Wray spends a lot of time talking about communication. It’s a good book for anyone who wants ideas for conveying the urgency of the threats we’re facing with honesty, without giving in to doom and despair.
She’s a postdoc fellow at Stanford.
(So, smart as hell.)
Regeneration, Paul Hawken
Paul Hawken specializes in practical action that scales up. Regeneration is an ambitious book, but it’s also incredibly readable. Basically, this book explains how we could fix the planet in one generation. It would be hard. It would take years of sustained effort and cooperation.
But it’s doable.
Bright Green Lies by Max Wilbert, Lierre Keith, Derrick Jensen
Renewable energy isn’t the silver bullet we’re being promised. The authors examine an enormous amount of evidence that shows how dams, solar panels, and wind farms aren’t that green to begin with. They rely heavily on fossil fuels for production and maintenance. It’s not even clear that we have the raw resources to produce enough renewable energy infrastructure to meet our energy demands. In fact, we probably don’t. Worst of all, these renewables aren’t displacing coal and natural gas. Every year, our energy use grows faster than we can build solar and wind farms. We’re simply stacking green energy on top of fossil fuels. We have no choice here. We have to consume less electricity. We have to buy less.
Honestly, it means no more vacations. No more concerts. No more private jets for billionaires. No more virgin plastic for anyone.
No more endless economic growth.
Above all, no more wars.
How to Prepare for Climate Change, David Pogue
A lot of us are trying to figure out how we can survive a future filled with storms, droughts, floods, and bread basket failures.
David Pogue answers all of those questions. He’s not a crazy survivalist prepper. He doesn’t talk about bunkers and beans.
Instead, he takes the home improvement approach. Your best odds lie in figuring out what kinds of threats you’re most likely to face, and actually preparing for them. Worried about storms? Heat waves? Floods?

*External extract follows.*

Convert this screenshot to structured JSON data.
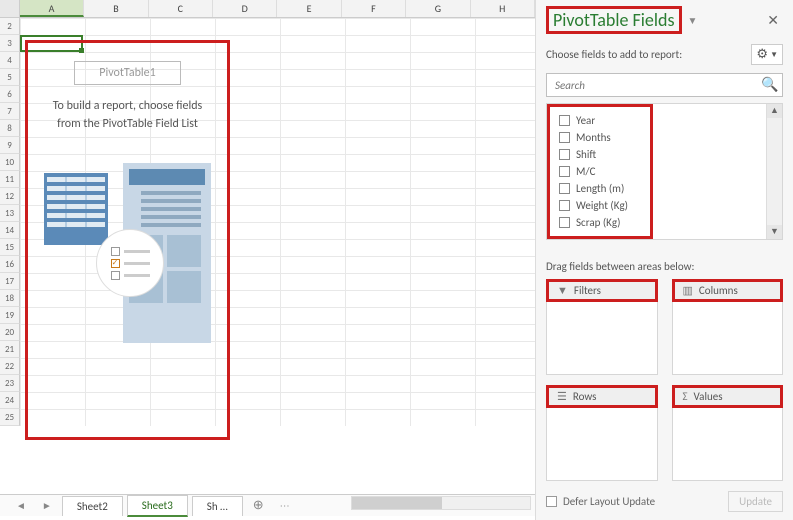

There’s a lot of simple, practical things you can do.
It’s a great reference.
You are not alone.
If you’ve been feeling climate dread, here’s the most important point.
You are not alone.
There are millions of people out here who get it. We understand the stakes. More and more people are getting it every day.
That’s a reason to hope.
It’s our turn now.
The point of this post is to underscore how serious things are. They’re much worse than the media lets on. That doesn’t mean it’s hopeless. It does mean that we can’t sit around and wait for politicians and CEOs. They’re clearly not doing anything but offering false hope and hollow promises.
They’ve failed.
It’s up to us now. If you want to make changes, there’s plenty of articles on how to start. I’ve written a few of them. My next post will be a mega-list of practical steps. I’m going to make everyone an action plan, not just about how to mitigate the damage, but how to get through this mess.
Let’s gooooo!
What is it going to take for world leaders to take the situation truly seriously? I fear that won't happen until it really is too late to avert catastrophic suffering worldwide and that individual efforts aren't going to make enough of a dent in what needs to be done. I can't even get my co-workers to not run the AC at 74 all summer. First world inhabitants (who cause most of the climate issues) are addicted to comfort. I've always tried to live more in tune with nature. Eating with the seasons, keeping a house on the cold side in the winter and warm in the summer. Wearing more clothes in winter and fewer in summer. I feel like a dinosaur being the only one I know who does this. But as you say, everyone is going to have to use much less energy.
There with you and trying to figure out how best to support my children in what we will face.